## DATA ANALYTICS

In [None]:
import pandas as pd
import seaborn as sns

## Loading a csv into a DataFrame

In [None]:
listing_df = pd.read_csv('data/AB_NYC_2019.csv')

## Quick look at the data

In [None]:
listing_df.shape

In [None]:
listing_df.columns

In [None]:
listing_df.dtypes

In [None]:
listing_df.head()

## Cleaning Data

### How many nulls

In [None]:
listing_df.isnull().sum()

### Drop irrelevant columns

In [None]:
columns_to_drop = ['id', 'host_name', 'last_review']
listing_df.drop(columns_to_drop, axis='columns', inplace=True)

### Replace NaN with 0

In [None]:
listing_df.fillna({'reviews_per_month': 0}, inplace=True)

## Filtering

### Columns (by name)

In [None]:
listing_df['name']

In [None]:
listing_df[['name', 'neighbourhood_group', 'price']]

### Rows (by index)

In [None]:
listing_df[5:10]

## Boolean indexing

In [None]:
listing_df['price'] < 100

In [None]:
listing_df[listing_df['price'] < 100]

## Exploratory Data analysis

Let's start asking some questions to our dataset !

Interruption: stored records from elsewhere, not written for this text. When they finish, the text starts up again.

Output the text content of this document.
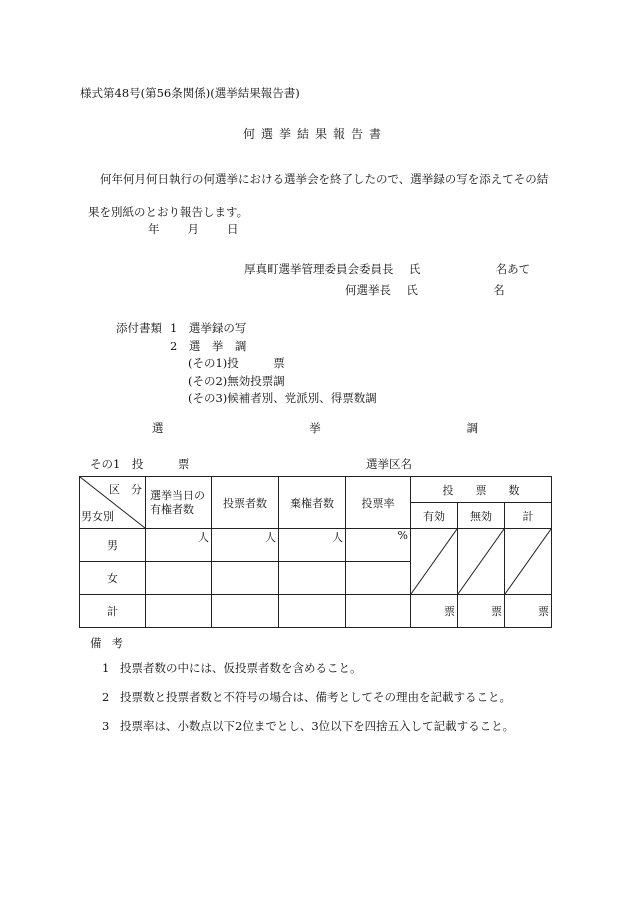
様式第48号(第56条関係)(選挙結果報告書)
何選挙結果報告書
何年何月何日執行の何選挙における選挙会を終了したので、選挙録の写を添えてその結果を別紙のとおり報告します。
年 月 日
厚真町選挙管理委員会委員長 氏	名あて
何選挙長 氏	名
添付書類 1　選挙録の写
2　選　挙　調
(その1)投　　　票
(その2)無効投票調
(その3)候補者別、党派別、得票数調
選	挙	調
その1　投　　　票	選挙区名
区　分
男女別	選挙当日の有権者数	投票者数	棄権者数	投票率	投　　票　　数		
					有効	無効	計
男	人	人	人	%	

女							
計					票	票	票
備考
1 投票者数の中には、仮投票者数を含めること。
2 投票数と投票者数と不符号の場合は、備考としてその理由を記載すること。
3 投票率は、小数点以下2位までとし、3位以下を四捨五入して記載すること。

### 🤔 What are the 10 most reviewed listings?

In [None]:
listing_df.nlargest(10, 'number_of_reviews')

### 🤔 What are the NY neighourhood groups with listings?

In [None]:
listing_df['neighbourhood_group'].unique()

### 🤔 Follow-up: How many listings per neighbourhood group?

In [None]:
listing_df['neighbourhood_group'].value_counts()

### 🤔 What are the Top 10 neighbourhoods with Airbnb listings?

In [None]:
listing_df['neighbourhood'].value_counts().head(10)

In [None]:
listing_df['neighbourhood'].value_counts().head(10).plot(kind='bar')

In [None]:
sns.countplot(data=listing_df, x='neighbourhood_group')

In [None]:
order = listing_df['neighbourhood_group'].value_counts().index
sns.countplot(data=listing_df, x='neighbourhood_group', order=order)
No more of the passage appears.